Training on copyrighted data should be legally allowed
- of course exact reproduction of protected content is a no-no
- but learning is ok, as long as it is transformative. User prompts and responses are pushing the model outside its training distribution anyway
- users add their own intent, making usage transformative
- when LLMs synthesize from multiple sources, the result is transformative
- if you try to protect expression it is meaningless now, but if you protect abstract ideas it kneecaps creativity
- the problems of copyright started with the apparition of internet, not with AI
- revenues from royalty are almost zero today, as each new content competes against an unbounded list of other works that have been accumulating for decades online
- because royalties are shit, creatives now focus on ads, and this leads to enshittification, attention grabbing junk everywhere, attention is scarce content is post-scarcity
- we actually like interactive participation more than passive consumption; we now edit Wikipedia, contribute to open source, have papers published for free on arXiv, use social networks where our comments are shared with the world, play games instead of reading books - it is another age, the interactive age
- AI is actually more than an infringement tool, it is useful for many legit purposes
- and AI is the worst possible infringement tool, it can hallucinate details, get thins wrong; By comparison copying is free and easy and precise to the letter
So the idea that training is infringement is pretty abusive, it tries to make copyright be about abstractions which is wrong. We can't return to 1990s, so we have to live with its demise. It's been dying for 3 decades already.
LLMs are allowed to "learn" from all this content because humans are allowed to. Most humans have to access the content legally to learn. But training LLMs it's basically "Copyright lol, yolo".
Is there a reason a human can't torrent movies and say "But I'm just learning from them"?
It's been reduced to zero for 3 decades. When you publish your work, there are a million other works competing for attention. That is the real issue. When you search for an image, you get thousands of images instantly, faster than diffusion models. Content doesn't matter anymore, attention matters, curation matters too.
Even if you forbid AI from training on copyrighted works, people are going to comment about them online, and the model will pick up the ideas. There is no way to protect ideas from spreading and reaching AIs.
How can you get the definition of fairness so backwards? The King provides literally everything you take for granted and he should be punished because you are envious?

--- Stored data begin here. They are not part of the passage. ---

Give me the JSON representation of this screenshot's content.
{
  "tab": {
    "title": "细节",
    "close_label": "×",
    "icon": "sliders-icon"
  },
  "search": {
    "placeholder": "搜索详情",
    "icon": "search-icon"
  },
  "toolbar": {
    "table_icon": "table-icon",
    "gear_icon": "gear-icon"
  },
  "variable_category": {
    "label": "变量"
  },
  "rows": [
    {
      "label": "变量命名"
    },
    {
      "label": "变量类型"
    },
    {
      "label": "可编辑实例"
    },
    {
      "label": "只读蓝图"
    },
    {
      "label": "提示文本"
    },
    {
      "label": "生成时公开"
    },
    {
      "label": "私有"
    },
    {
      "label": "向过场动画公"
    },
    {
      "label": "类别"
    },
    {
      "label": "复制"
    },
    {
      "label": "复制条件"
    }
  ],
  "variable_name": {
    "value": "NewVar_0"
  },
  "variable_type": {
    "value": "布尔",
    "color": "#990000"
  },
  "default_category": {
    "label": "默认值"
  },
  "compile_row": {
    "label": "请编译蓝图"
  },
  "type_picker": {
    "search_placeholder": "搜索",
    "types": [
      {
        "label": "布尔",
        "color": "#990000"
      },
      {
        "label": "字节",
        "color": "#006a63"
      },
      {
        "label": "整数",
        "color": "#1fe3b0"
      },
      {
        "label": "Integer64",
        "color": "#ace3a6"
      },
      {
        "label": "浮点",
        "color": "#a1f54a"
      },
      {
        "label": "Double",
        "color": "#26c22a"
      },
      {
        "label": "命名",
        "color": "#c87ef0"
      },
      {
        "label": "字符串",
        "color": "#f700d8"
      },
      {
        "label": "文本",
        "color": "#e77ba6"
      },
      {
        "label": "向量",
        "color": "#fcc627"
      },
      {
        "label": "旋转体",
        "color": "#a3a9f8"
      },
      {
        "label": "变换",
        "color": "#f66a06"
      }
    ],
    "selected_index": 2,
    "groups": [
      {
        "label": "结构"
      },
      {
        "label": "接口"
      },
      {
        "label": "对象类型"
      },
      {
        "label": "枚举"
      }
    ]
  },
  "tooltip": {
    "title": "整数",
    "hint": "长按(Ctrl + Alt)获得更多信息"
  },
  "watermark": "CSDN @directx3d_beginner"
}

I don't get it.
There's a reason why every vassal with a sizeable estate wants to be in the King's court rather than starting their own country.
Or maybe we will come into the conclusion that all this works only if there's no such thing as IP, reset the playing field for everyone and if anyone wants to make money will have to actually work for it every single time. IIRC that's what's happening in China and its how they surpassed US in innovation.
Technically, that's a deregulation - just not the kind of deregulation the big tech is pushing for. Maybe the next time there's a graph showing how regulations made EU lag behind, add the graph of China too to spice things up.
With so many technical people out of work and promises of make the employed ones obsolete too, it can be a good idea to let people build thing instead of unfairly concentrating even more power onto kleptocratic entities.